May 29, 2012

Pacing: A Guest Post by author, MK Graff

I'm so excited to have M. K. Graff, affectionately known as Marni, visiting today to talk about pacing. Marni is a friend and writing cohort of my mother's, and she's fast become a friend to me. I love her spirit, style, and writing. 

I found this post quite informative, and I hope you do as well.

Enjoy!

*****

“Variety of pace without loss of impetus is characteristic
of every good novel I can think of.”
Ursula K. Le Guin

Heavy words for a writer to live up to, and this quote from Le Guin shows writers how important pacing is to your work. Pacing is like a dam that forges and slows the speed at which a novel moves. Learning how to operate that dam is one of the most important tasks an author has to learn to keep his readers turning pages. Without mastering this, we end up writing stories that lack momentum, might feel uneven, become anticlimactic, or even seem melodramatic.

Here are five tips for understanding and developing this important plot skill.
 
1. Length matters: Length controls your story’s momentum. Short scenes and chapters, coupled with terse sentences and snappy dialogue will all contribute to a feeling of intensity and speed. In the reverse, long scenes and leisurely sentences or extended dialogue passages tend to ground the story with a sense of place and time. This is perhaps the simplest way to control your pacing. As your story nears the tense scenes, learn to condense everything. Limit the length of your scenes to 500-800 words. Stop your scenes at important moments.  Change back and forth between POV. See how it works?

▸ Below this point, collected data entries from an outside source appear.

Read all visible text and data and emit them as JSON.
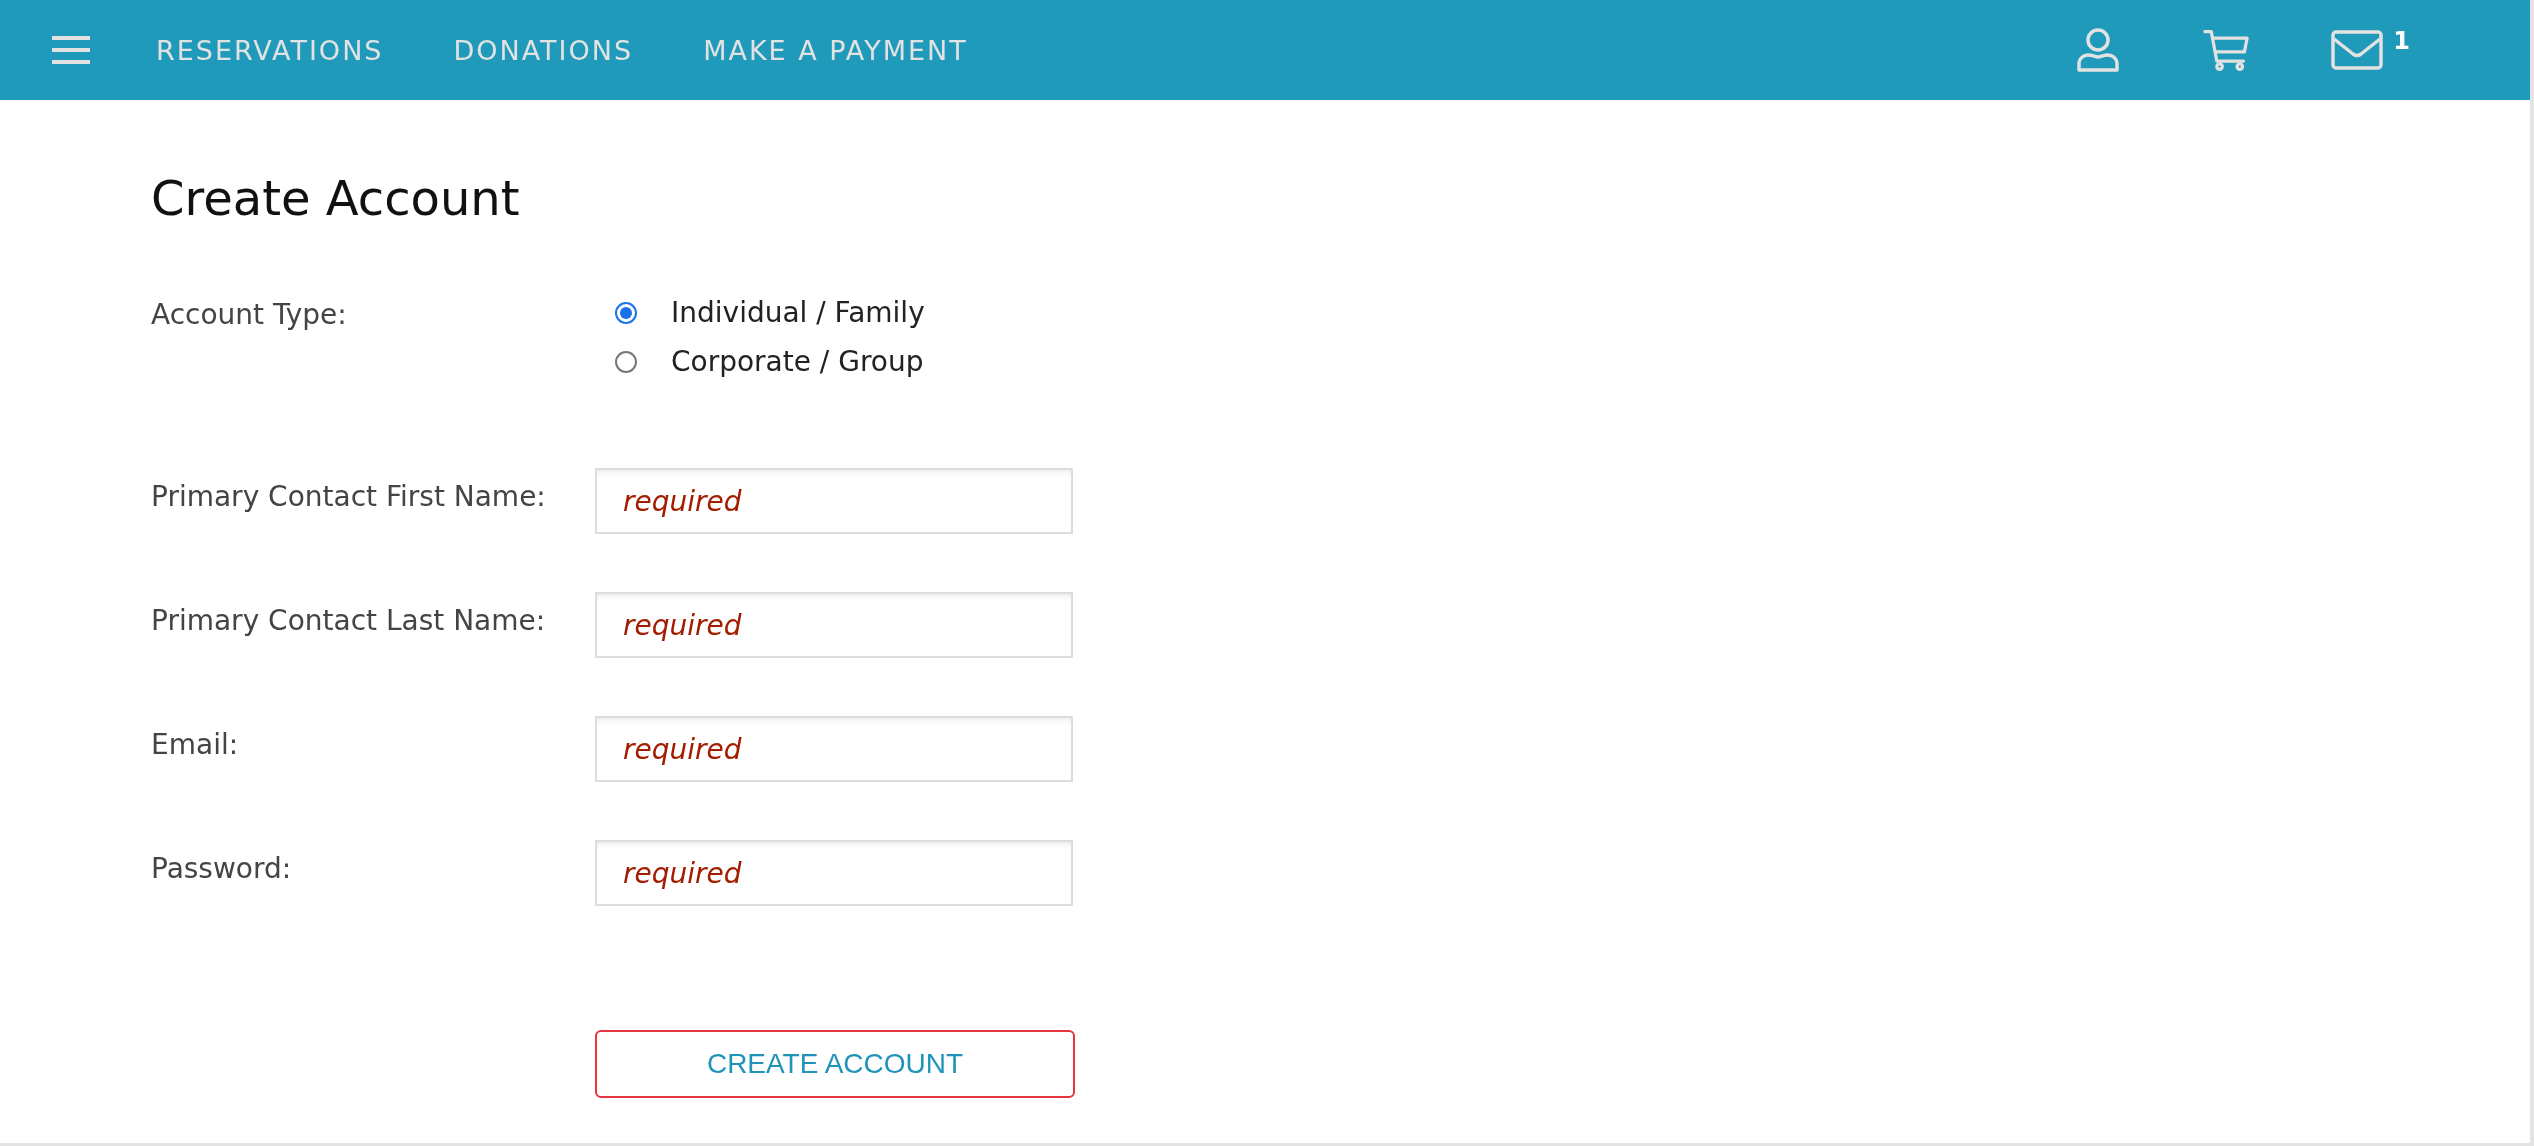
{
  "nav": {
    "items": [
      {
        "label": "RESERVATIONS"
      },
      {
        "label": "DONATIONS"
      },
      {
        "label": "MAKE A PAYMENT"
      }
    ],
    "message_count": "1"
  },
  "title": "Create Account",
  "account_type": {
    "label": "Account Type:",
    "options": [
      {
        "label": "Individual / Family",
        "selected": true
      },
      {
        "label": "Corporate / Group",
        "selected": false
      }
    ]
  },
  "fields": [
    {
      "label": "Primary Contact First Name:",
      "placeholder": "required"
    },
    {
      "label": "Primary Contact Last Name:",
      "placeholder": "required"
    },
    {
      "label": "Email:",
      "placeholder": "required"
    },
    {
      "label": "Password:",
      "placeholder": "required"
    }
  ],
  "submit": {
    "label": "CREATE ACCOUNT"
  }
}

2. Vary pacing. As important as the high-tension action scenes are, it’s even more important to vary your pacing with slow, introspective scenes. You need those slow scenes to give both your characters and your readers the chance to catch their breaths. The most exciting of scenes lose intensity if not balanced with moments of deliberate quiet. Think calm before and after the storm.

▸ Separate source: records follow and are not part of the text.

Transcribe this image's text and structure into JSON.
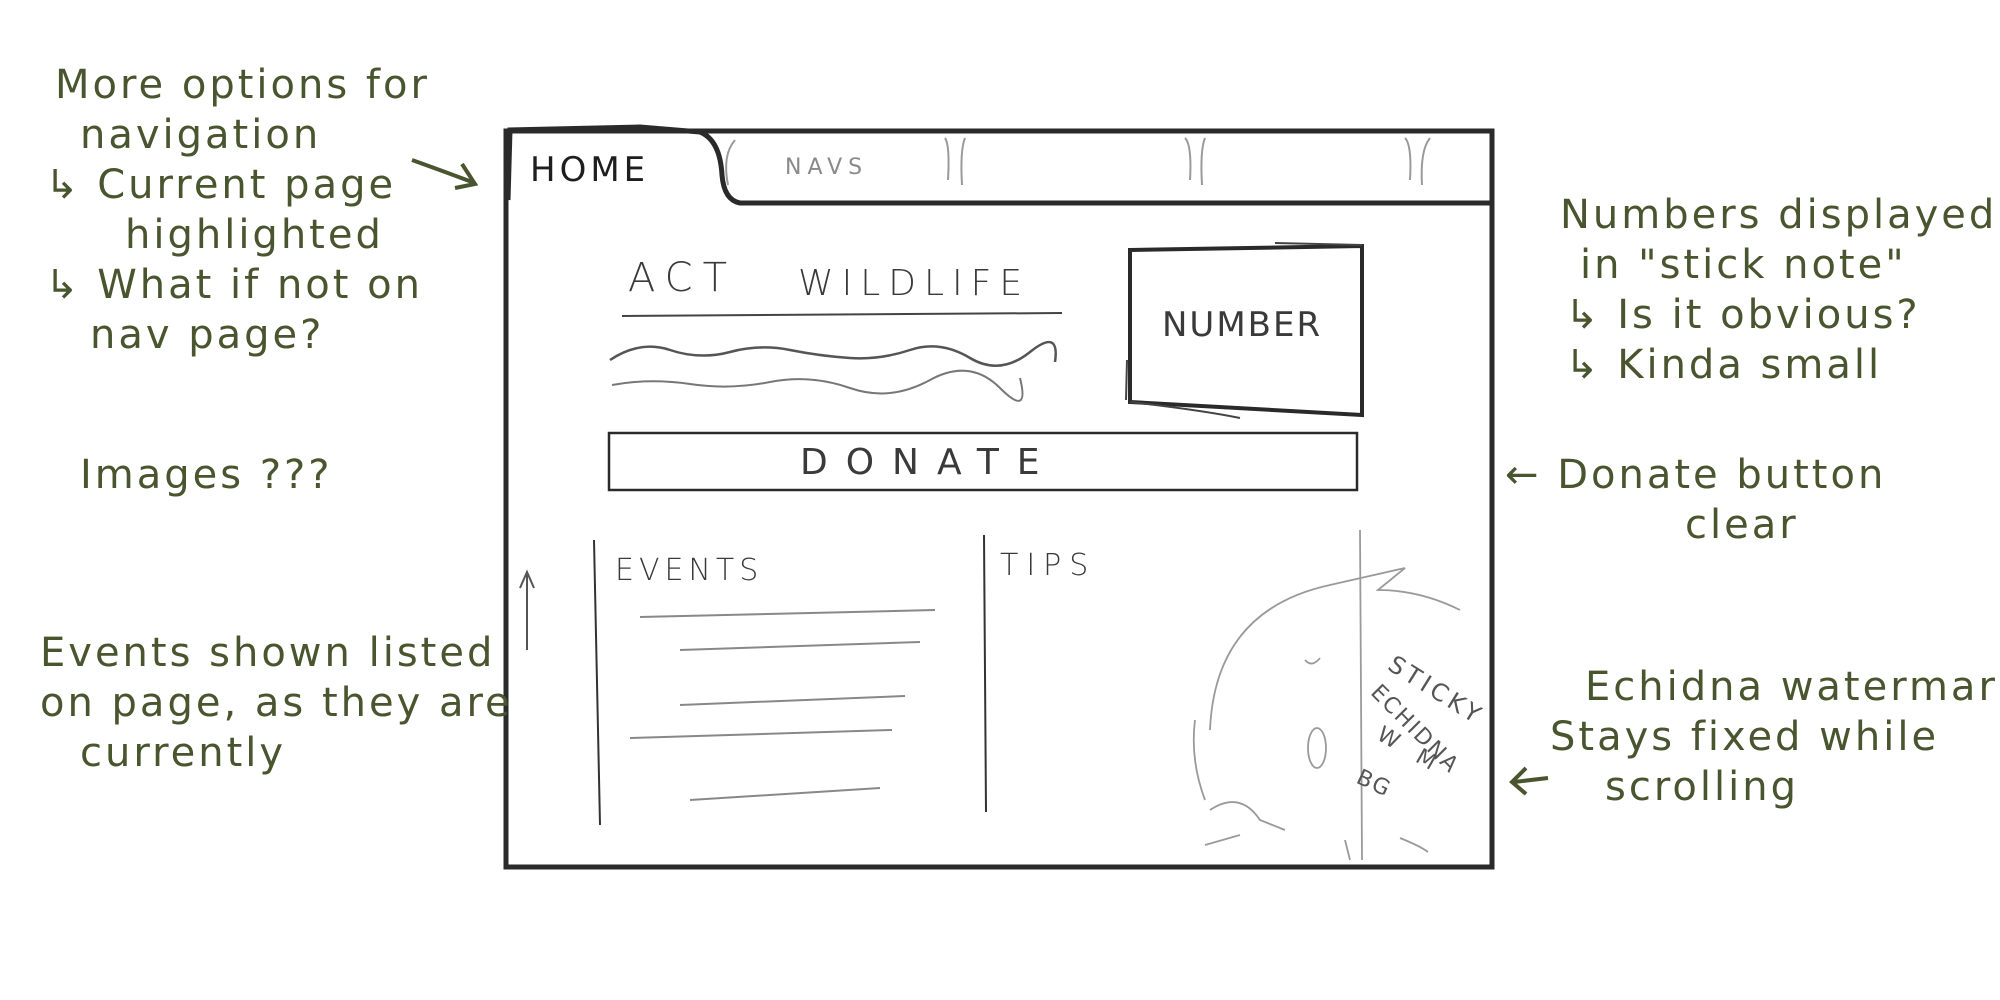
{
  "colors": {
    "ink": "#49552e",
    "pencil": "#333333",
    "light": "#9a9a9a"
  },
  "annotations": {
    "nav": {
      "lines": [
        "More options for",
        "navigation",
        "↳ Current page",
        "highlighted",
        "↳ What if not on",
        "nav page?"
      ]
    },
    "images": "Images ???",
    "events": {
      "lines": [
        "Events shown listed",
        "on page, as they are",
        "currently"
      ]
    },
    "numbers": {
      "lines": [
        "Numbers displayed",
        "in \"stick note\"",
        "↳ Is it obvious?",
        "↳ Kinda small"
      ]
    },
    "donate": {
      "lines": [
        "← Donate button",
        "clear"
      ]
    },
    "echidna": {
      "lines": [
        "Echidna watermark,",
        "Stays fixed while",
        "scrolling"
      ]
    }
  },
  "mockup": {
    "tab_home": "HOME",
    "tab_navs": "NAVS",
    "heading_left": "ACT",
    "heading_right": "WILDLIFE",
    "number_box": "NUMBER",
    "donate_button": "DONATE",
    "events_title": "EVENTS",
    "tips_title": "TIPS",
    "watermark_lines": [
      "STICKY",
      "ECHIDNA",
      "W M",
      "BG"
    ]
  }
}
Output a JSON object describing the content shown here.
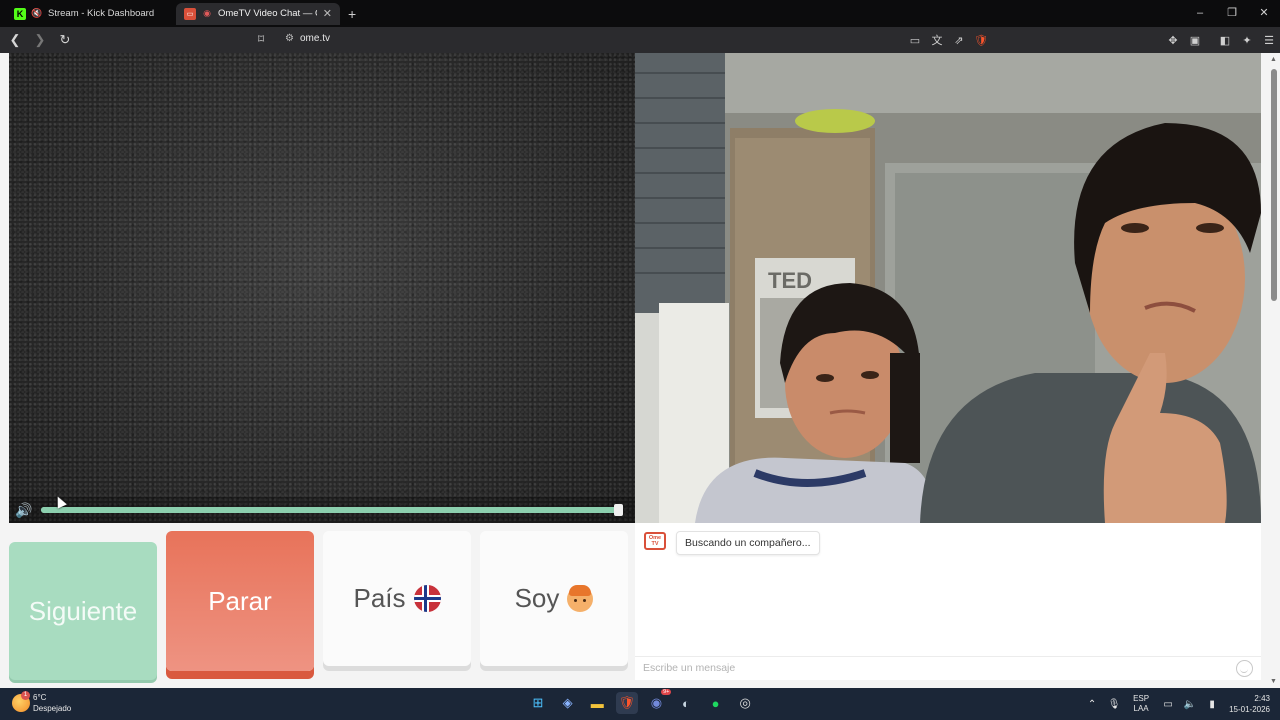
{
  "browser": {
    "tabs": [
      {
        "title": "Stream - Kick Dashboard",
        "active": false,
        "has_close": false
      },
      {
        "title": "OmeTV Video Chat — Omeg",
        "active": true,
        "has_close": true
      }
    ],
    "new_tab": "+",
    "window_controls": {
      "minimize": "–",
      "maximize": "❐",
      "close": "✕"
    },
    "url": "ome.tv"
  },
  "local_video": {
    "volume_level": 1.0
  },
  "buttons": {
    "next": "Siguiente",
    "stop": "Parar",
    "country": "País",
    "gender": "Soy"
  },
  "chat": {
    "logo_text_top": "Ome",
    "logo_text_bottom": "TV",
    "status": "Buscando un compañero...",
    "placeholder": "Escribe un mensaje"
  },
  "taskbar": {
    "weather_temp": "6°C",
    "weather_desc": "Despejado",
    "weather_badge": "1",
    "lang_top": "ESP",
    "lang_bottom": "LAA",
    "time": "2:43",
    "date": "15-01-2026",
    "discord_badge": "9+"
  },
  "colors": {
    "next": "#a8dcc0",
    "stop": "#e8735a",
    "accent_logo": "#d9503a",
    "taskbar": "#1b2637"
  }
}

3. Paying attention to details builds all-important momentum. Slow motion is often used in film to denote that something tremendously dramatic is happening. To mirror this technique in your own writing, slow it way down by piling on the smaller details. There’s a shooting in your scene. To get the full impact of this event, take your time and describe every step in detail: the look on the gunman’s face as he fires, the recoil of the gun, the flash of the barrel, the horror the sees on the victim’s face, and finally the impact of the bullet and the spreading red stain across the victim’s shirt.

4. Control your tell vs. show ratio. Now do the reverse and don’t linger on a scene, but shock your readers by announcing it and then plunge them into the action after that gun is fired. Instead of taking the time to show the details, you can thrust the gunshot upon the reader simply by telling him it happened and go on from there.

5. Manipulate sentence structure. Controlling the ebb and flow of your sentence structure with the use of clauses, longer versus shorter sentences, and brief versus involved paragraphs contribute to the pacing. This is a subtle but effective technique and also  applies to the length of the words you choose: long=slow, short=fast. For those intense scenes, cut back on the beautiful, long-winded passages and slap your reader upside the head with staccato structure. Short sentences and snappy nouns and verbs convey urgency, whereas long, measured sentences offer moments of introspection and build-up.

It all sounds easy; the trick is to get the balance right.

About M. K. Graff

Marni Graff is the author of the Nora Tierney mystery series, set in the UK. The Blue Virgin is set in Oxford and introduces Nora, an American writer living in England. She becomes involved in a murder investigation to clear her best friend as a suspect, to the chagrin of DI Declan Barnes. The Green Remains follows Nora’s move to Cumbria where she’s awaiting the publication of her first children’s book and the birth of her first child. When Nora stumbles across the corpse at the edge of Lake Windermere, she realizes she recognizes the dead man. Then her friend and illustrator, Simon Ramsey, is implicated in the murder of the heir to Clarendon Hall, and Nora swings into sleuth mode.

Graff is also co-author of Writing in a Changing World, a primer on writing groups and critique techniques. She writes a weekly mystery book review at Auntie M Writes. A member of Sisters in Crime, Graff runs the NC Writers Read program in Belhaven and founded the group Coastal Carolina Mystery Writers. She has also published poetry, last seen in Amelia Earhart: A Tribute; her creative nonfiction has most recently appeared in Southern Women’s Review. Her books can be bought at Amazon or at Bridal Path Press.

*****

Thanks, Marni! And it was such a pleasure seeing you at the Gaithersburg Book Festival. One of the highlights!

You can check out my review of Marni's The Blue Virgin here (4 stars).

Do you have a trick to keep pacing balanced in your writing?

2 comments:

Jennifer Willis said...

What a great guest post! Even experienced writers can struggle with pacing, and Marni has done a wonderful job breaking the process down. Thanks for sharing this one.

Tia Bach said...

I enjoyed it, too. Glad you stopped by. I get so frustrated when a story is up and down, fast and slow.